If your organization sets that tenet up front, then your people are more likely to be excited about learning it and try to understand it. We've told our team that we want to apply AI ethically and we want their help, and one of the best ways to learn is to play with it, so we opened up Gemini to everybody. We're a Google shop, we opened it up. But we created a set of policies around it for how people could use it and how they needed to make sure that they didn't give away intellectual property that belongs to our authors. So, if you take those steps up front, the training piece is easy if you have a good learning system. I really believe you got to have the right system with the right content, but first, before you can do that, you as a company have to make those AI tenets. AI is going to be a tool and with that tool we want to build X.

If people see that outcome and they know what they're trying to do, it makes it so much easier for them to go into any learning service. There are many good ones out there and learn what they need to learn. So, I think companies are making like, “Okay, we need AI training.” And it's like, “Okay, great. What are you trying to do?” “Well, we don't know yet. That's why we must get AI training.” No AI is a tool that will enable a strategy. You've got to think differently, and I think that's where the hype is really hurting businesses because they're not taking that step of, “What do you believe as an organization? What are you going to use AI to do? What have you always wanted to do that maybe you couldn't that AI can help you with now?”

The team that we have right now working on AI, they’re not AI engineers. They're engineers that have been with us for a while, they used our own platform to train themselves, of course, working with our CTO. They use services like Medium and other places like that. But they've done it on their own because we know what we're trying to build. So, there's an outcome that they're going for and they're trying to see how AI is the tool will help that. It's the mistake I think most companies are making is they're not taking that critical step up front. 

Q: So, you’re aiming before you fire, as opposed to a lot of companies that have adopted a ‘fire ready aim’ mentality. Ethical AI is one of those buzz terms that also gets thrown around. A lot of companies are like, “Oh, we need we need ethical AI,” which is great—obviously AI should be ethical. But how do you proceed as a principle with ethical AI? 

The basis of ethical AI, of course, is making sure that it's right. I still think there needs to be human in the loop around AI; the hallucination sometimes is fairly bad. So, I think that's part of it, but part of it is how you're going to use it and that's the part about we believe it can augment your job instead of taking your job away. We have thousands of content creators: the best minds in the technical world produce our content.
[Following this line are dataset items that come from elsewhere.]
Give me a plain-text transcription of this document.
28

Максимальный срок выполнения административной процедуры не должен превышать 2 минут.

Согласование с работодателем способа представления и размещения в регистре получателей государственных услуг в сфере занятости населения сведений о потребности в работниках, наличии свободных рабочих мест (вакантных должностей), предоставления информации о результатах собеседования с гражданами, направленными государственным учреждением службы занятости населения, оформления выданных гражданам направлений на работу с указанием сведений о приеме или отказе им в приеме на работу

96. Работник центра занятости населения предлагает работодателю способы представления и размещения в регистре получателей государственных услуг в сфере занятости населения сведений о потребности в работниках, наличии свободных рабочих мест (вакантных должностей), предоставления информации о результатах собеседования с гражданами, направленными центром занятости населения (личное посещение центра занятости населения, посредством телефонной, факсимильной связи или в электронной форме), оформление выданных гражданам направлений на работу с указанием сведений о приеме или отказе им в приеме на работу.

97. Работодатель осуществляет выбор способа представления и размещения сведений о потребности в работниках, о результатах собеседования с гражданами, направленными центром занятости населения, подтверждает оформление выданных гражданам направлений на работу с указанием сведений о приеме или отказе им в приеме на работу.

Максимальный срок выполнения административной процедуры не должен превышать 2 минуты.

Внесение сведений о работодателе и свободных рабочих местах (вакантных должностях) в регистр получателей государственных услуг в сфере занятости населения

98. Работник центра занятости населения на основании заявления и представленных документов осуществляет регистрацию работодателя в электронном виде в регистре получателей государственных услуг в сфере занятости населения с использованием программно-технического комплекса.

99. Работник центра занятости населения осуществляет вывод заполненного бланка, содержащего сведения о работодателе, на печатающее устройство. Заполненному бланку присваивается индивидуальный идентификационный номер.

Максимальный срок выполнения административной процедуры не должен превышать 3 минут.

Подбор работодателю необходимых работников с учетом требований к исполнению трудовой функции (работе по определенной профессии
For us, ethical AI is making sure that the models that we're putting in place have a way to pay [creators] for their work, which is not what is happening right now with some of the larger models; that's what all the lawsuits are about. We're going live with our first product in a couple of weeks where we have figured out a way to pay the original content creators for the portions of their content that's used to generate an answer to a technical question and we're proud of that. That's ethical AI, that's doing the extra work to make sure. The people that really have been the basis of our business are properly remunerated for their quality content, right?